If retreats are too much of a time commitment (since they can range from 3-days to a week) couples can consider local workshops instead.

“Many couples find safety in numbers, which is why I often recommend couples workshops as an alternative to couples counseling. Weekend workshops, such as those offered by The Gottman Institute, focus on helping couples enhance communication, deepen intimacy, and establish a more trusting connection,” says Smith.

Access therapy from the comfort of your own couch

For some, having resources available to them at home might be a solution to bringing relationship problems to the surface.

Rose recommends reading relationship books or listening to podcasts, which can be a happy medium if one partner is resistant to traditional therapy, and another wants to give it a try.

“Then share talking points with one another,” says Rose. “It’s a neutral way of gaining tools and giving us the language to name and communicate what we are experiencing, while still gaining great insight to ourselves and our relationship.”

Smith also recommends online or video courses for couples who want to get help but do it with privacy.

Our Relationship and other similar online programs guide couples through a range of relationship challenges without having to even leave the house. As long as you do your homework and find a course or program that’s taught by someone with valid credentials, online courses can be a real game changer,” says Smith.

Setting aside a specific recurring date, time and location to have a check-in is an easy way to replicate one of the best parts about therapy in your own home.

Kara Lissy, LCSW

Schedule a weekly date night

If a couple did go to therapy, they’d have a recurring appointment on the calendar to see their therapist. Instead, an option can be to use that calendar time for an intentional and pre-scheduled date.

“Undivided attention and communication can feel impossible on a regular basis, especially when feeling rushed before work or tired after a long weekend. Setting aside a specific recurring date, time and location to have a check-in is an easy way to replicate one of the best parts about therapy in your own home,” says Lissy. “Knowing you both have a safe space and reliable time to fall back on to express any concerns that have cropped up throughout the week can help you have a chance to feel heard.
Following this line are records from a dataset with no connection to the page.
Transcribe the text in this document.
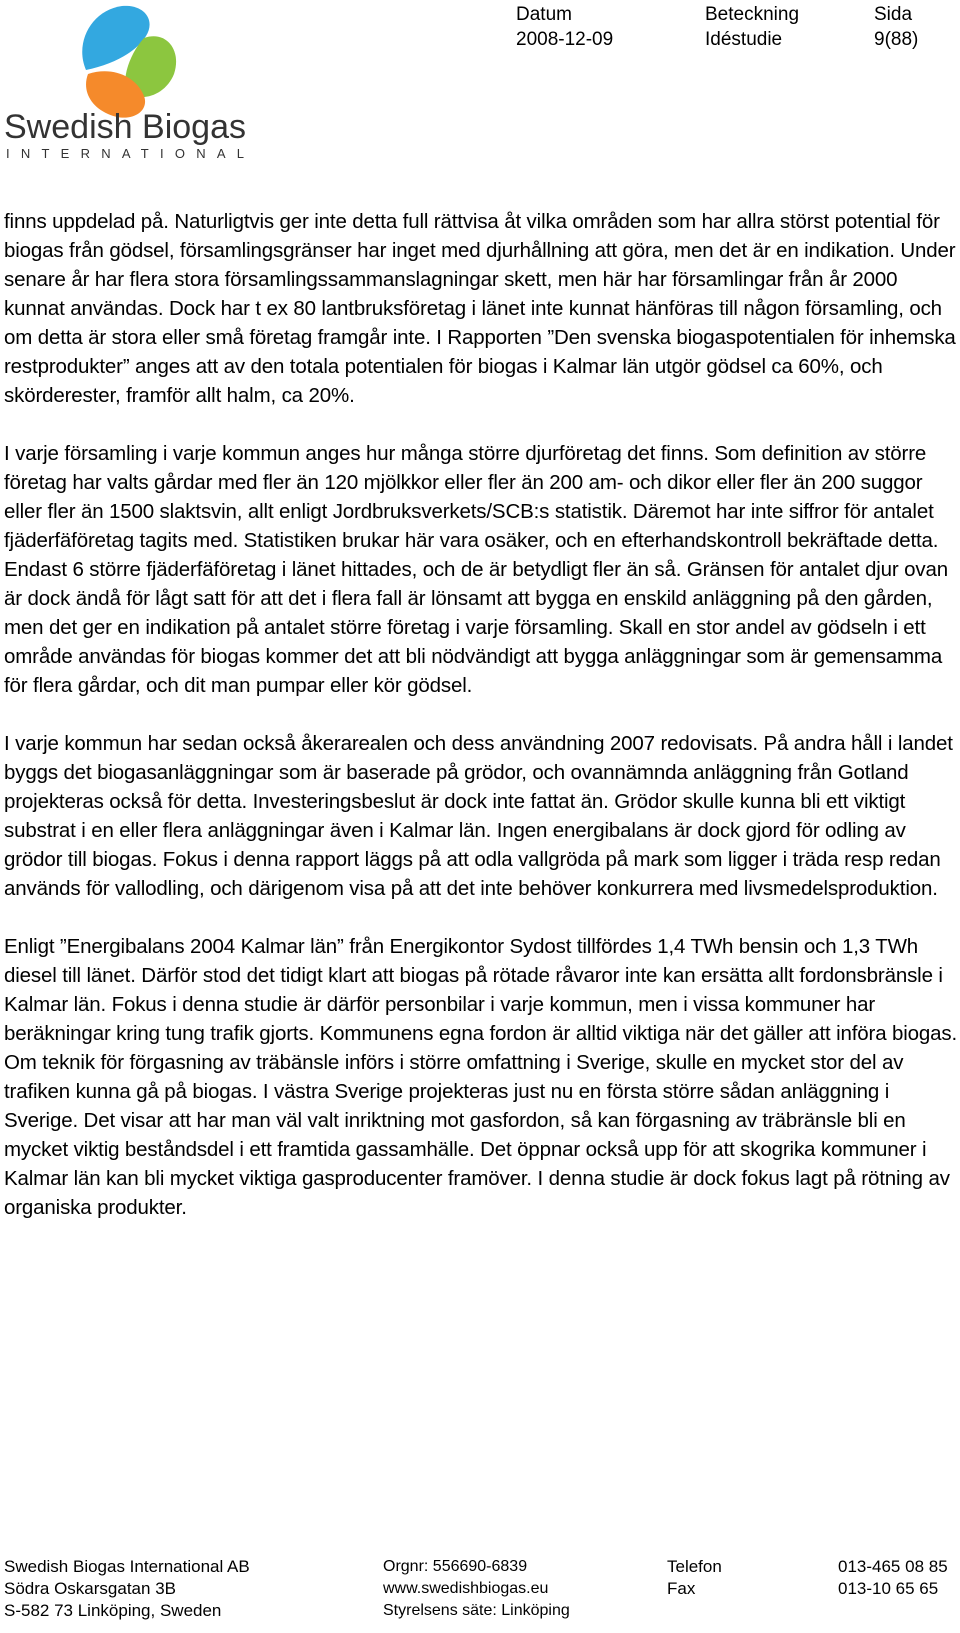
Swedish Biogas
INTERNATIONAL
Datum
2008-12-09
Beteckning
Idéstudie
Sida
9(88)

finns uppdelad på. Naturligtvis ger inte detta full rättvisa åt vilka områden som har allra störst potential för biogas från gödsel, församlingsgränser har inget med djurhållning att göra, men det är en indikation. Under senare år har flera stora församlingssammanslagningar skett, men här har församlingar från år 2000 kunnat användas. Dock har t ex 80 lantbruksföretag i länet inte kunnat hänföras till någon församling, och om detta är stora eller små företag framgår inte. I Rapporten ”Den svenska biogaspotentialen för inhemska restprodukter” anges att av den totala potentialen för biogas i Kalmar län utgör gödsel ca 60%, och skörderester, framför allt halm, ca 20%.

I varje församling i varje kommun anges hur många större djurföretag det finns. Som definition av större företag har valts gårdar med fler än 120 mjölkkor eller fler än 200 am- och dikor eller fler än 200 suggor eller fler än 1500 slaktsvin, allt enligt Jordbruksverkets/SCB:s statistik. Däremot har inte siffror för antalet fjäderfäföretag tagits med. Statistiken brukar här vara osäker, och en efterhandskontroll bekräftade detta. Endast 6 större fjäderfäföretag i länet hittades, och de är betydligt fler än så. Gränsen för antalet djur ovan är dock ändå för lågt satt för att det i flera fall är lönsamt att bygga en enskild anläggning på den gården, men det ger en indikation på antalet större företag i varje församling. Skall en stor andel av gödseln i ett område användas för biogas kommer det att bli nödvändigt att bygga anläggningar som är gemensamma för flera gårdar, och dit man pumpar eller kör gödsel.

I varje kommun har sedan också åkerarealen och dess användning 2007 redovisats. På andra håll i landet byggs det biogasanläggningar som är baserade på grödor, och ovannämnda anläggning från Gotland projekteras också för detta. Investeringsbeslut är dock inte fattat än. Grödor skulle kunna bli ett viktigt substrat i en eller flera anläggningar även i Kalmar län. Ingen energibalans är dock gjord för odling av grödor till biogas. Fokus i denna rapport läggs på att odla vallgröda på mark som ligger i träda resp redan används för vallodling, och därigenom visa på att det inte behöver konkurrera med livsmedelsproduktion.

Enligt ”Energibalans 2004 Kalmar län” från Energikontor Sydost tillfördes 1,4 TWh bensin och 1,3 TWh diesel till länet. Därför stod det tidigt klart att biogas på rötade råvaror inte kan ersätta allt fordonsbränsle i Kalmar län. Fokus i denna studie är därför personbilar i varje kommun, men i vissa kommuner har beräkningar kring tung trafik gjorts. Kommunens egna fordon är alltid viktiga när det gäller att införa biogas. Om teknik för förgasning av träbänsle införs i större omfattning i Sverige, skulle en mycket stor del av trafiken kunna gå på biogas. I västra Sverige projekteras just nu en första större sådan anläggning i Sverige. Det visar att har man väl valt inriktning mot gasfordon, så kan förgasning av träbränsle bli en mycket viktig beståndsdel i ett framtida gassamhälle. Det öppnar också upp för att skogrika kommuner i Kalmar län kan bli mycket viktiga gasproducenter framöver. I denna studie är dock fokus lagt på rötning av organiska produkter.

Swedish Biogas International AB
Södra Oskarsgatan 3B
S-582 73 Linköping, Sweden
Orgnr: 556690-6839
www.swedishbiogas.eu
Styrelsens säte: Linköping
Telefon
Fax
013-465 08 85
013-10 65 65
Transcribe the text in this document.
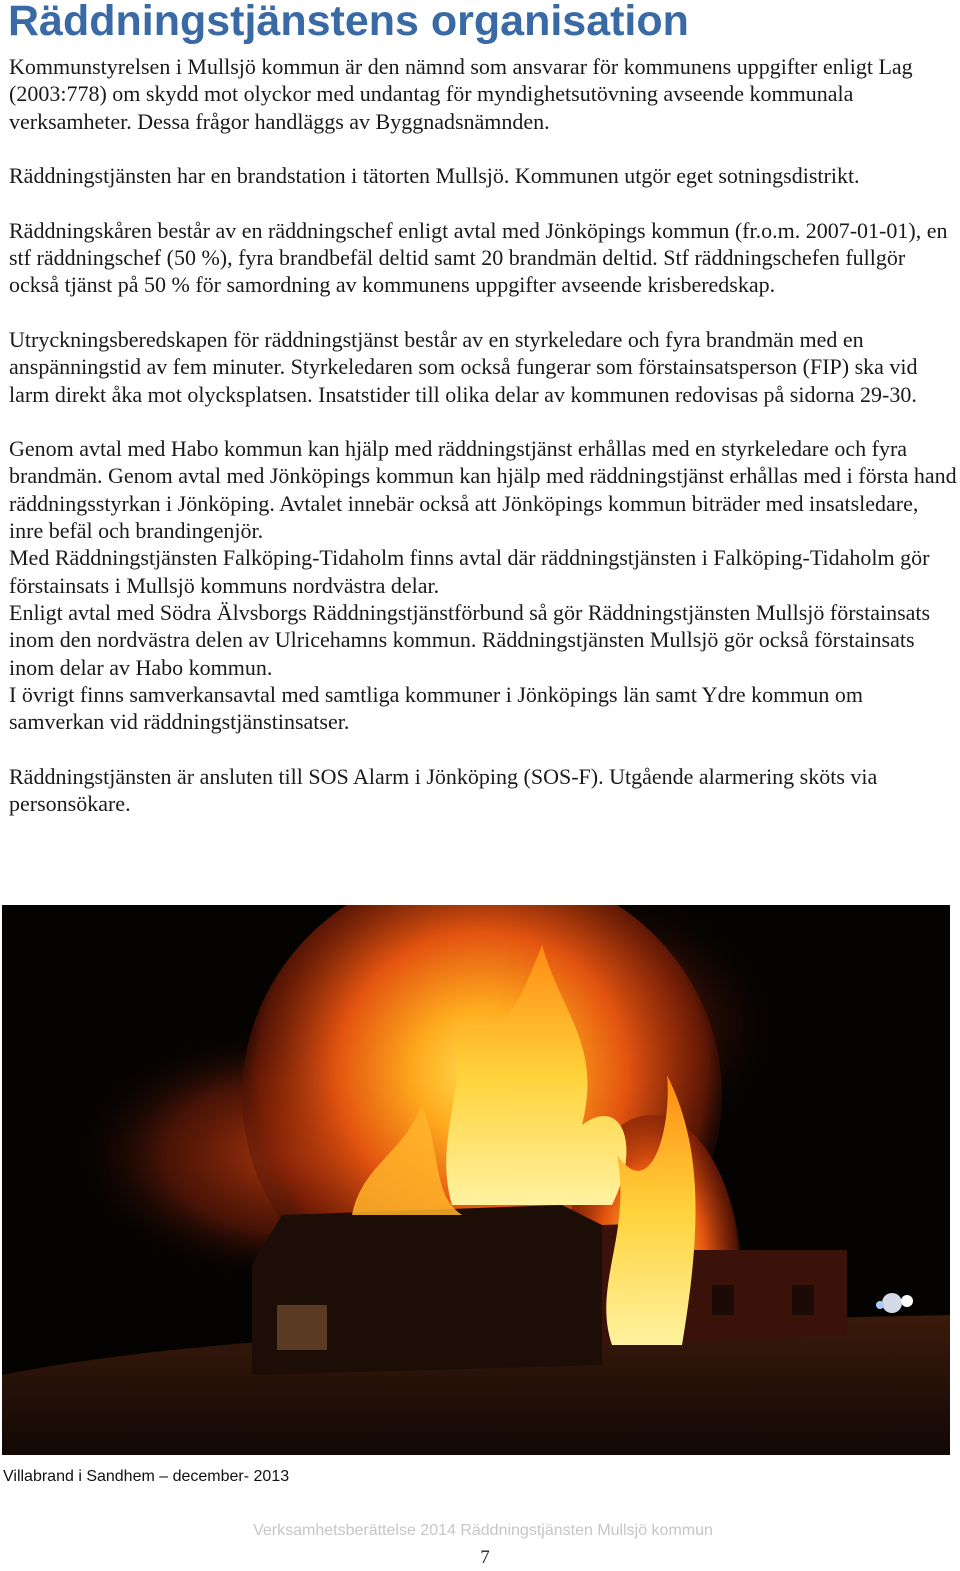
Räddningstjänstens organisation

Kommunstyrelsen i Mullsjö kommun är den nämnd som ansvarar för kommunens uppgifter enligt Lag (2003:778) om skydd mot olyckor med undantag för myndighetsutövning avseende kommunala verksamheter. Dessa frågor handläggs av Byggnadsnämnden.

Räddningstjänsten har en brandstation i tätorten Mullsjö. Kommunen utgör eget sotningsdistrikt.

Räddningskåren består av en räddningschef enligt avtal med Jönköpings kommun (fr.o.m. 2007-01-01), en stf räddningschef (50 %), fyra brandbefäl deltid samt 20 brandmän deltid. Stf räddningschefen fullgör också tjänst på 50 % för samordning av kommunens uppgifter avseende krisberedskap.

Utryckningsberedskapen för räddningstjänst består av en styrkeledare och fyra brandmän med en anspänningstid av fem minuter. Styrkeledaren som också fungerar som förstainsatsperson (FIP) ska vid larm direkt åka mot olycksplatsen. Insatstider till olika delar av kommunen redovisas på sidorna 29-30.

Genom avtal med Habo kommun kan hjälp med räddningstjänst erhållas med en styrkeledare och fyra brandmän. Genom avtal med Jönköpings kommun kan hjälp med räddningstjänst erhållas med i första hand räddningsstyrkan i Jönköping. Avtalet innebär också att Jönköpings kommun biträder med insatsledare, inre befäl och brandingenjör.

Med Räddningstjänsten Falköping-Tidaholm finns avtal där räddningstjänsten i Falköping-Tidaholm gör förstainsats i Mullsjö kommuns nordvästra delar.

Enligt avtal med Södra Älvsborgs Räddningstjänstförbund så gör Räddningstjänsten Mullsjö förstainsats inom den nordvästra delen av Ulricehamns kommun. Räddningstjänsten Mullsjö gör också förstainsats inom delar av Habo kommun.

I övrigt finns samverkansavtal med samtliga kommuner i Jönköpings län samt Ydre kommun om samverkan vid räddningstjänstinsatser.

Räddningstjänsten är ansluten till SOS Alarm i Jönköping (SOS-F). Utgående alarmering sköts via personsökare.

Villabrand i Sandhem – december- 2013
Verksamhetsberättelse 2014 Räddningstjänsten Mullsjö kommun
7
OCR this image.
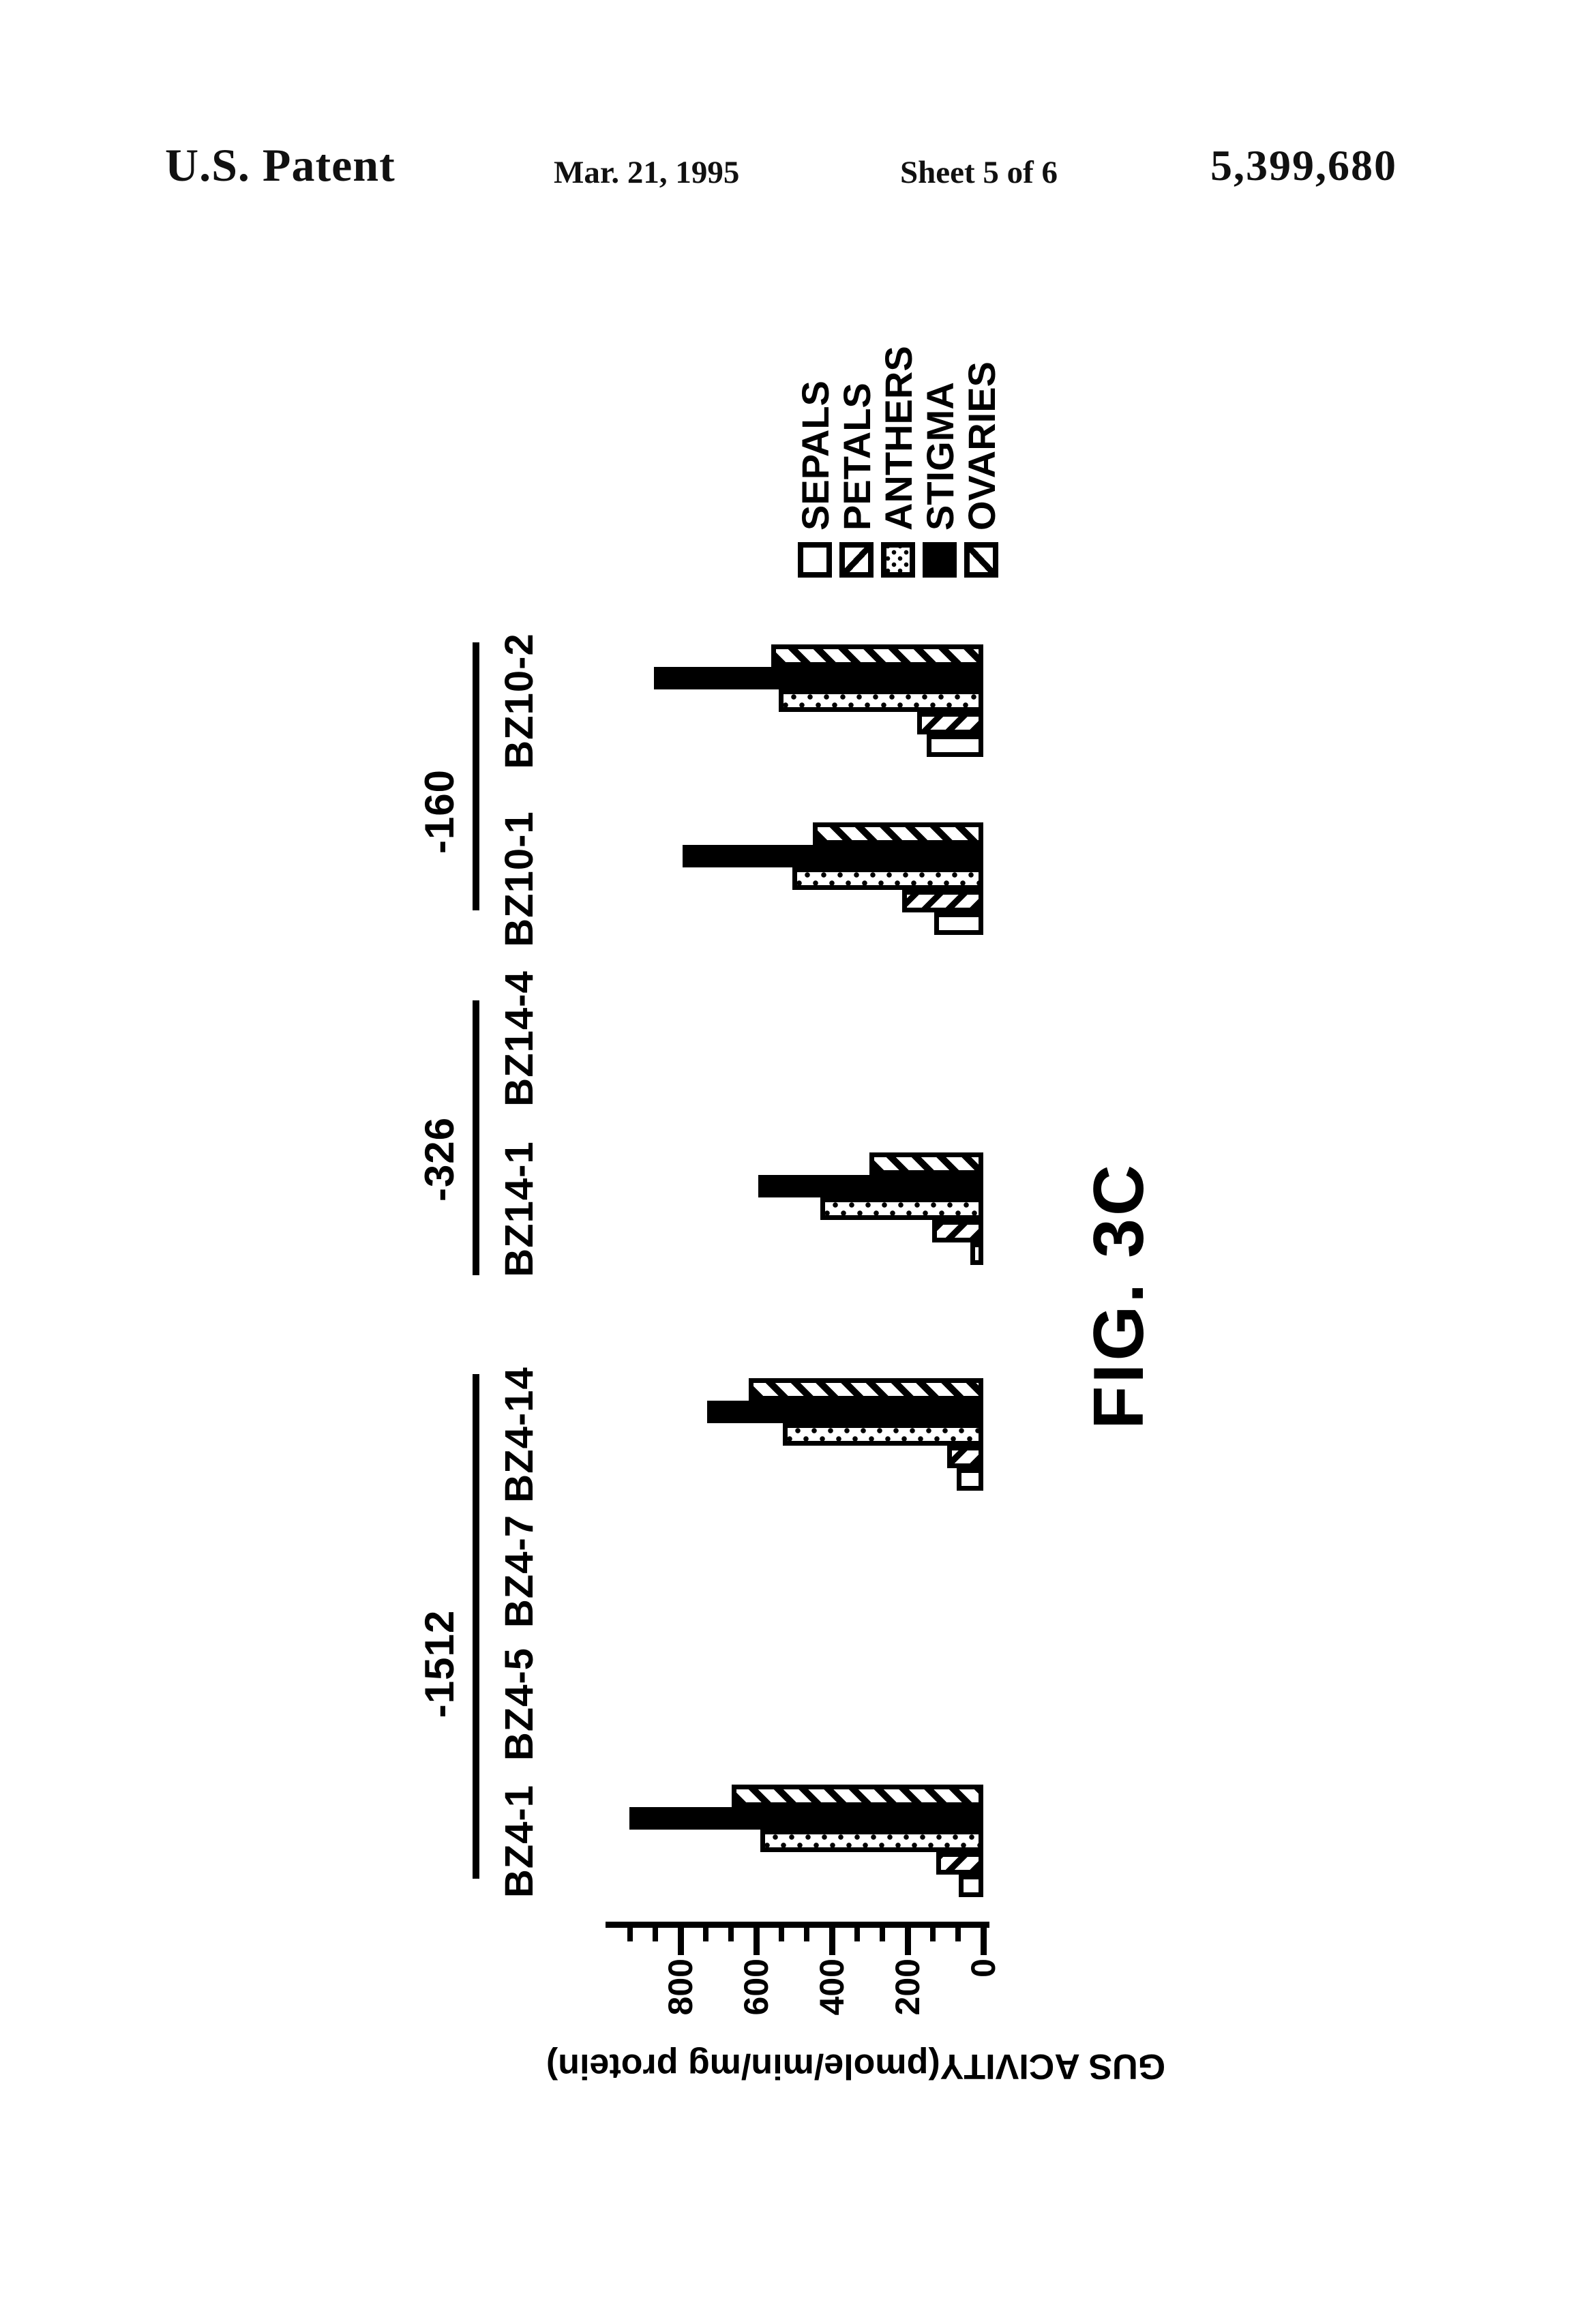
U.S. Patent	Mar. 21, 1995	Sheet 5 of 6	5,399,680
GUS ACIVITY(pmole/min/mg protein)
FIG. 3C
0
200
400
600
800
-1512
BZ4-1
BZ4-5
BZ4-7
BZ4-14
-326 BZ14-1
BZ14-4
-160 BZ10-1
BZ10-2
SEPALS
PETALS
ANTHERS
STIGMA
OVARIES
Just make sure you honor the commitment, though; canceling check-ins frequently can result in a loss of trust.”

Lissy also recommends that this weekly date night happens outside the house, for best results.

“It’s rare to get uninterrupted time with our significant others. It seems something digital is always grappling for our attention,” says Lissy. “Also, it sets an important example to one another that you value time together with just the two of you. It’s easy to order in, watch Netflix and stare at each other’s phones and call it ‘quality time,’ but when you make a reservation, grab tickets to a show or make plans to take a walk in the park, you’re setting aside a special place and time and have a fun activity to look forward to.”